I can only suppose that Generic Torture Porn Halloween Release is too awkward a title for theater marquees, but it’s so much more descriptive of the film at hand than Saw IV. The ad campaign’s tagline—“It’s a trap!”—is much more honest, since the film clearly is a trap to get the unwary viewer to break loose with some cold, hard cash for more reheated trash. Judging by the fact that the movie has opened with a $31-million-weekend box office, it would seem unarguable that it’s a very good trap, too.

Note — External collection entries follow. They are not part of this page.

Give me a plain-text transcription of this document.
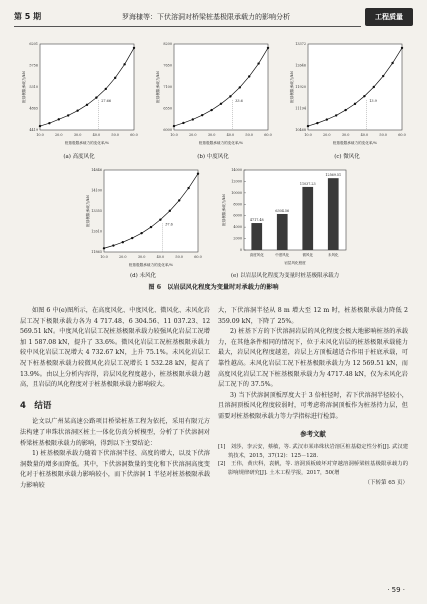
第 5 期	罗海棣等：下伏溶洞对桥梁桩基极限承载力的影响分析	工程质量
10.0	20.0	30.0	40.0	50.0	60.0
4419
4865
5310
5756
6201
桩基极限承载力的变化率/%
桩基极限承载力/kN	27.66
(a) 高度风化
10.0	20.0	30.0	40.0	50.0	60.0
6000
6550
7100
7650
8200
桩基极限承载力的变化率/%
桩基极限承载力/kN	33.6
(b) 中度风化
10.0	20.0	30.0	40.0	50.0	60.0
10468
11194
11920
12646
13372
桩基极限承载力的变化率/%
桩基极限承载力/kN	13.9
(c) 微风化
10.0	20.0	30.0	40.0	50.0	60.0
11865
12610
13355
14100
14846
桩基极限承载力的变化率/%
桩基极限承载力/kN	37.6
(d) 未风化
0
2000
4000
6000
8000
10000
12000
14000
4717.48
高度风化
6304.56
中度风化
11037.23
微风化
12569.51
未风化
岩层风化程度
桩基极限承载力/kN
(e) 以岩层风化程度为变量时桩基极限承载力
图 6　以岩层风化程度为变量时对承载力的影响

如图 6 中(e)图所示，在高度风化、中度风化、微风化、未风化岩层工况下极限承载力各为 4 717.48、6 304.56、11 037.23、12 569.51 kN。中度风化岩层工况桩基极限承载力较强风化岩层工况增加 1 587.08 kN，提升了 33.6%。微风化岩层工况桩基极限承载力较中风化岩层工况增大 4 732.67 kN，上升 75.1%。未风化岩层工况下桩基极限承载力较微风化岩层工况增长 1 532.28 kN，提高了 13.9%。由以上分析内容得，岩层风化程度越小，桩基极限承载力越高，且岩层的风化程度对于桩基极限承载力影响较大。

4　结语

论文以广州某高速公路项目桥梁桩基工程为依托，采用有限元方法构建了串珠状溶洞区桩土一体化仿真分析模型，分析了下伏溶洞对桥梁桩基极限承载力的影响，得到以下主要结论：

1) 桩基极限承载力随着下伏溶洞半径、高度的增大，以及下伏溶洞数量的增多而降低。其中，下伏溶洞数量的变化和下伏溶洞高度变化对于桩基极限承载力影响较小，而下伏溶洞 1 半径对桩基极限承载力影响较

大，下伏溶洞半径从 8 m 增大至 12 m 时，桩基极限承载力降低 2 359.09 kN，下降了 25%。

2) 桩基下方的下伏溶洞岩层的风化程度会极大地影响桩基的承载力，在其他条件相同的情况下，位于未风化岩层的桩基极限承载能力最大，岩层风化程度越差，岩层上方顶板越适合作用于桩底承载，可靠性越高。未风化岩层工况下桩基极限承载力为 12 569.51 kN，而高度风化岩层工况下桩基极限承载力为 4717.48 kN，仅为未风化岩层工况下的 37.5%。

3) 当下伏溶洞顶板厚度大于 3 倍桩径时，若下伏溶洞半径较小，且溶洞顶板风化程度较弱时，可考虑将溶洞顶板作为桩基持力层，但需要对桩基极限承载力等力学指标进行检算。

参考文献
[1]　刘莎，李云安，蔡敏，等. 武汉市某串珠状岩溶区桩基稳定性分析[J]. 武汉建筑技术，2015，37(12)：125－128.
[2]　王伟，黄庆科，袁帆，等. 溶洞顶板破坏对穿越溶洞桥梁桩基极限承载力的影响规律研究[J]. 土木工程学报，2017，50(增
（下转第 65 页）
· 59 ·
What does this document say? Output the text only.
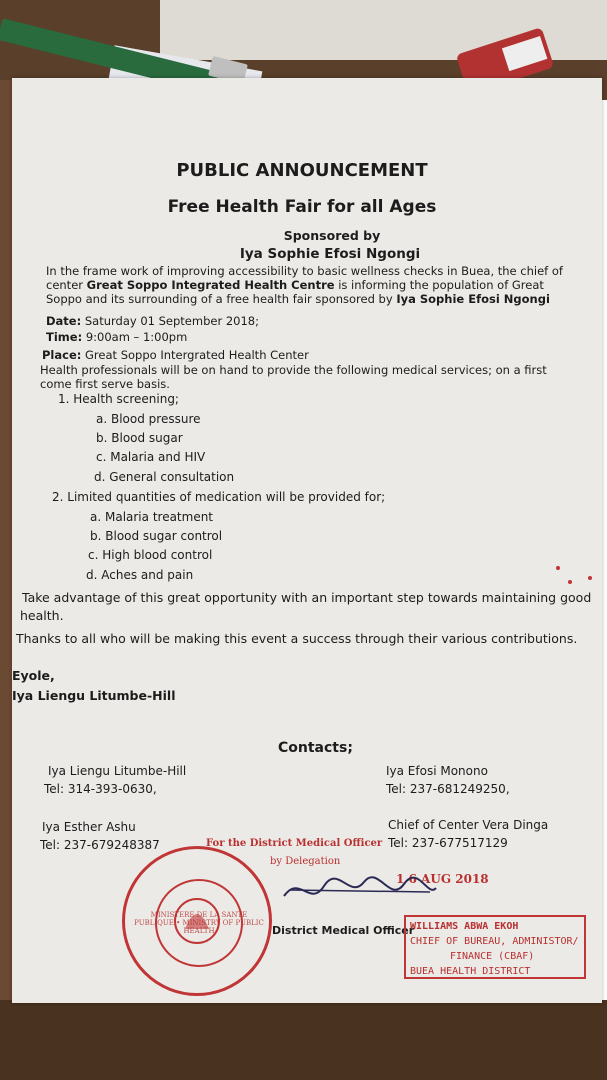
PUBLIC ANNOUNCEMENT
Free Health Fair for all Ages
Sponsored by
Iya Sophie Efosi Ngongi
In the frame work of improving accessibility to basic wellness checks in Buea, the chief of center Great Soppo Integrated Health Centre is informing the population of Great Soppo and its surrounding of a free health fair sponsored by Iya Sophie Efosi Ngongi
Date: Saturday 01 September 2018;
Time: 9:00am – 1:00pm
Place: Great Soppo Intergrated Health Center
Health professionals will be on hand to provide the following medical services; on a first
come first serve basis.
1. Health screening;
a. Blood pressure
b. Blood sugar
c. Malaria and HIV
d. General consultation
2. Limited quantities of medication will be provided for;
a. Malaria treatment
b. Blood sugar control
c. High blood control
d. Aches and pain
Take advantage of this great opportunity with an important step towards maintaining good
health.
Thanks to all who will be making this event a success through their various contributions.
Eyole,
Iya Liengu Litumbe-Hill
Contacts;
Iya Liengu Litumbe-Hill
Tel: 314-393-0630,
Iya Efosi Monono
Tel: 237-681249250,
Iya Esther Ashu
Tel: 237-679248387
Chief of Center Vera Dinga
Tel: 237-677517129
For the District Medical Officer
by Delegation
1 6 AUG 2018
District Medical Officer
MINISTERE DE LA SANTE PUBLIQUE • MINISTRY OF PUBLIC HEALTH	WILLIAMS ABWA EKOH
CHIEF OF BUREAU, ADMINISTOR/
FINANCE (CBAF)
BUEA HEALTH DISTRICT
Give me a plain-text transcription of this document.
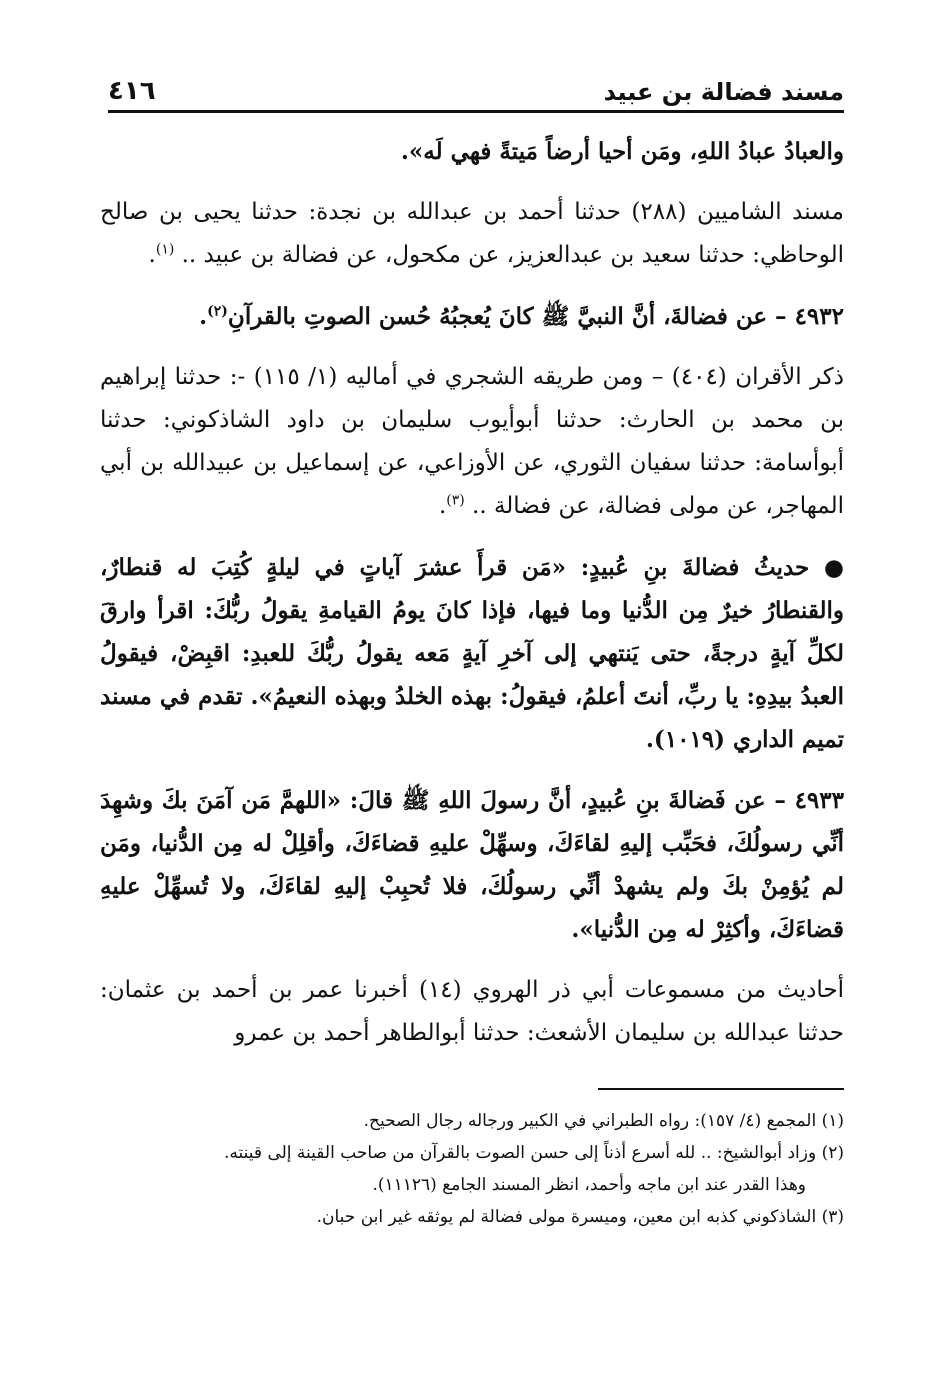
مسند فضالة بن عبيد
٤١٦

والعبادُ عبادُ اللهِ، ومَن أحيا أرضاً مَيتةً فهي لَه».

مسند الشاميين (٢٨٨) حدثنا أحمد بن عبدالله بن نجدة: حدثنا يحيى بن صالح الوحاظي: حدثنا سعيد بن عبدالعزيز، عن مكحول، عن فضالة بن عبيد .. $^{(١)}$.

٤٩٣٢ – عن فضالةَ، أنَّ النبيَّ ﷺ كانَ يُعجبُهُ حُسن الصوتِ بالقرآنِ$^{(٢)}$.

ذكر الأقران (٤٠٤) – ومن طريقه الشجري في أماليه (١/ ١١٥) -: حدثنا إبراهيم بن محمد بن الحارث: حدثنا أبوأيوب سليمان بن داود الشاذكوني: حدثنا أبوأسامة: حدثنا سفيان الثوري، عن الأوزاعي، عن إسماعيل بن عبيدالله بن أبي المهاجر، عن مولى فضالة، عن فضالة .. $^{(٣)}$.

● حديثُ فضالةَ بنِ عُبيدٍ: «مَن قرأَ عشرَ آياتٍ في ليلةٍ كُتِبَ له قنطارٌ، والقنطارُ خيرٌ مِن الدُّنيا وما فيها، فإذا كانَ يومُ القيامةِ يقولُ ربُّكَ: اقرأ وارقَ لكلِّ آيةٍ درجةً، حتى يَنتهي إلى آخرِ آيةٍ مَعه يقولُ ربُّكَ للعبدِ: اقبِضْ، فيقولُ العبدُ بيدِهِ: يا ربِّ، أنتَ أعلمُ، فيقولُ: بهذه الخلدُ وبهذه النعيمُ». تقدم في مسند تميم الداري (١٠١٩).

٤٩٣٣ – عن فَضالةَ بنِ عُبيدٍ، أنَّ رسولَ اللهِ ﷺ قالَ: «اللهمَّ مَن آمَنَ بكَ وشهِدَ أنِّي رسولُكَ، فحَبِّب إليهِ لقاءَكَ، وسهِّلْ عليهِ قضاءَكَ، وأقلِلْ له مِن الدُّنيا، ومَن لم يُؤمِنْ بكَ ولم يشهدْ أنِّي رسولُكَ، فلا تُحبِبْ إليهِ لقاءَكَ، ولا تُسهِّلْ عليهِ قضاءَكَ، وأكثِرْ له مِن الدُّنيا».

أحاديث من مسموعات أبي ذر الهروي (١٤) أخبرنا عمر بن أحمد بن عثمان: حدثنا عبدالله بن سليمان الأشعث: حدثنا أبوالطاهر أحمد بن عمرو

(١) المجمع (٤/ ١٥٧): رواه الطبراني في الكبير ورجاله رجال الصحيح.

(٢) وزاد أبوالشيخ: .. لله أسرع أذناً إلى حسن الصوت بالقرآن من صاحب القينة إلى قينته.

وهذا القدر عند ابن ماجه وأحمد، انظر المسند الجامع (١١١٢٦).

(٣) الشاذكوني كذبه ابن معين، وميسرة مولى فضالة لم يوثقه غير ابن حبان.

Then again, it’s not hard to sell a horror picture at Halloween—and since the Saw franchise seems now to own the holiday with four pictures in four years, it was a given that this was going to be big regardless of its actual quality.
Those who follow these films know that the big question was just how the series was not only going to carry on, but actually still feature the Jigsaw character (Tobin Bell). I’m afraid the answer is the quintessence of ho-hummery. In olden days, screenwriters were pretty clever at finding ways to bring the Frankenstein Monster, the Wolf Man or Dracula back for another round of sinister shenanigans. Even if they played fast and loose with the occurrences of the previous film and relied heavily on the likelihood that viewers (without recourse to home video) didn’t remember last time all that clearly, regardless, they tried. What newcomer scribes Patrick Melton and Marcus Dunstan offer isn’t remotely clever, being nothing more than a heavy reliance on flashbacks and a rehash of the old fractured time-line gambit the series used previously.
The only winner in all this is Tobin Bell, who gets a much more active role than that afforded him in previous entries. One can only hope that Mr. Bell enjoyed the opportunity to demonstrate his thespian skills with all this backstory guff about what turned a mild-mannered engineer into the monstrous Jigsaw, who spent three movies elaborately torturing folks to death. Chances are no one else will have nearly as much fun as he did playing the role. Let’s face it, people go to these movies for the express purpose of torture and gore, not to see what an unhappy life the villain had. Worse, attempts at humanizing Jigsaw only serve to make the character that much less larger than life and mythical. All it really does is eat up footage in between gore set pieces.
Once again, the series confuses the repellent for the scary. After all, is there actually anything frightening about watching Jigsaw’s autopsy? Not really, but it makes for a largely pointless bit of cinematic unpleasantness. (And viewers who cringe and squeal over a shot of his scalp being pulled back seem to forget that Stuart Gordon pulled the same stunt back in 1985 in Re-Animator where the whole raison d’être wasn’t simply to induce nausea as it is here.) Even as torture porn, Saw IV is no great shakes. The setups this round are nothing to get excited about and lack even a shred of creativity of even the twisted variety. In the realm of slice-and-dice, hack-and-slash, maim-and-mutilate horrors it’s all been done before and done better. Even by the not exactly high standards of the Saw movies, this one’s scraping the bottom of the entrails pail.
I’m not even going to try to unravel the movie’s jiggered time line. Since the filmmakers obviously don’t care whether or not it makes sense, I’m hardly going to worry about it. Whether viewers smack their collective foreheads as soon as the penny drops in the slot is their concern. On the very minor plus side, director Darren Lynn Bousman, who’s helmed all but the first film, manages some pretty clever scene transitions—and gets bonus points simply for not being Eli Roth.
Otherwise, what is there to say? It’s just another Saw movie, and as such, it has all the seasonal appeal of finding a razor blade in an apple or realizing that chocolate you just ate was pure ex-lax. Rated R for sequences of grisly bloody violence, torture throughout and for language.